Em todo o país, as escolas oferecem telhados sobre as cabeças das pessoas, mas não estão equipadas como abrigos adequados. “Não há chuveiros nas escolas e há um número limitado de banheiros”, disse um voluntário da escola Khalid Jumblatt à Al Jazeera.

“A água para uso higiênico é escassa”, disse à Al Jazeera na escola o padeiro egípcio Mohamad Jaber Sharif, que mora em Tiro desde 1990. Enquanto ele falava, as pessoas se aglomeravam, mas não queriam conversar muito. A maioria ainda usava as mesmas roupas com que chegou.

“Cada uma das cinco escolas transformadas em abrigos em Aley precisa de cerca de quatro camiões-pipa por dia” para fins de lavagem, disse Abou Zeki, um número confirmado por al-Lama.

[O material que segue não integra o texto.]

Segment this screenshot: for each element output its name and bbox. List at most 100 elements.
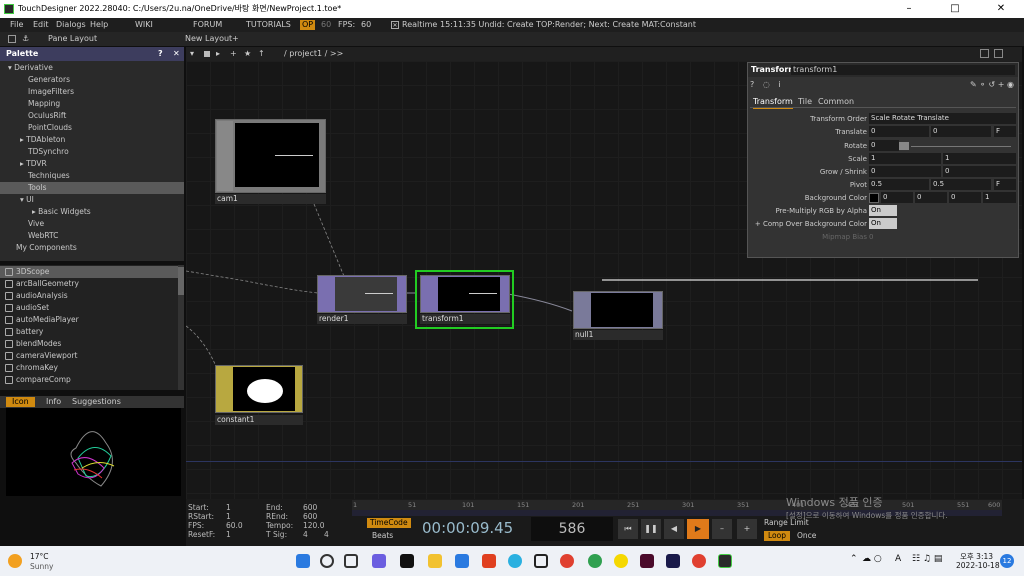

Reina al-Indari, 23 anos, voluntária, descreveu a situação na Escola Secundária Maroun Abboud, a menos de 10 minutos de carro da escola Khalid Jumblatt em Aley, como “muito deprimente”. À entrada, um grande grupo de pessoas transportando cobertores, roupas e colchões era admitido no portão por jovens voluntários envergando o colete do partido da PSP.

Al-Indari
Voluntária Reina al-Indari, 23, na Maroun Abboud High School no beco (Agnese Stracquadanio/Al Jazeera)

A escola de três andares com paredes cinzentas tem um grande pátio no centro. Onde antes havia refeitório para estudantes, amontoavam-se roupas doadas.

“Esta foi a minha escola durante três anos e agora é um abrigo para 330 pessoas”, disse al-Indari, estudante de mestrado em fusão nuclear na Universidade Americana de Beirute, à Al Jazeera.

Todos os que permanecem na escola foram registados por voluntários à chegada, resultando na criação de uma grande base de dados.

Enquanto as crianças brincavam atrás dela, ela apontava necessidades básicas: “Apoio médico e psicológico, medicamentos, mas também colchões de dormir, materiais de limpeza e produtos de higiene de todo tipo. Neste momento também estamos a tentar programar atividades de entretenimento para crianças.”

À medida que as bombas de Israel chovem por todo o país, os ataques em áreas que nunca foram afectadas antes marcam uma nova escalada rumo à guerra total.

“Não há um cronograma para esta crise. Um maior está por vir: precisamos de fogões e gás”, disse o responsável da PSP em Aley, Abou Zeki.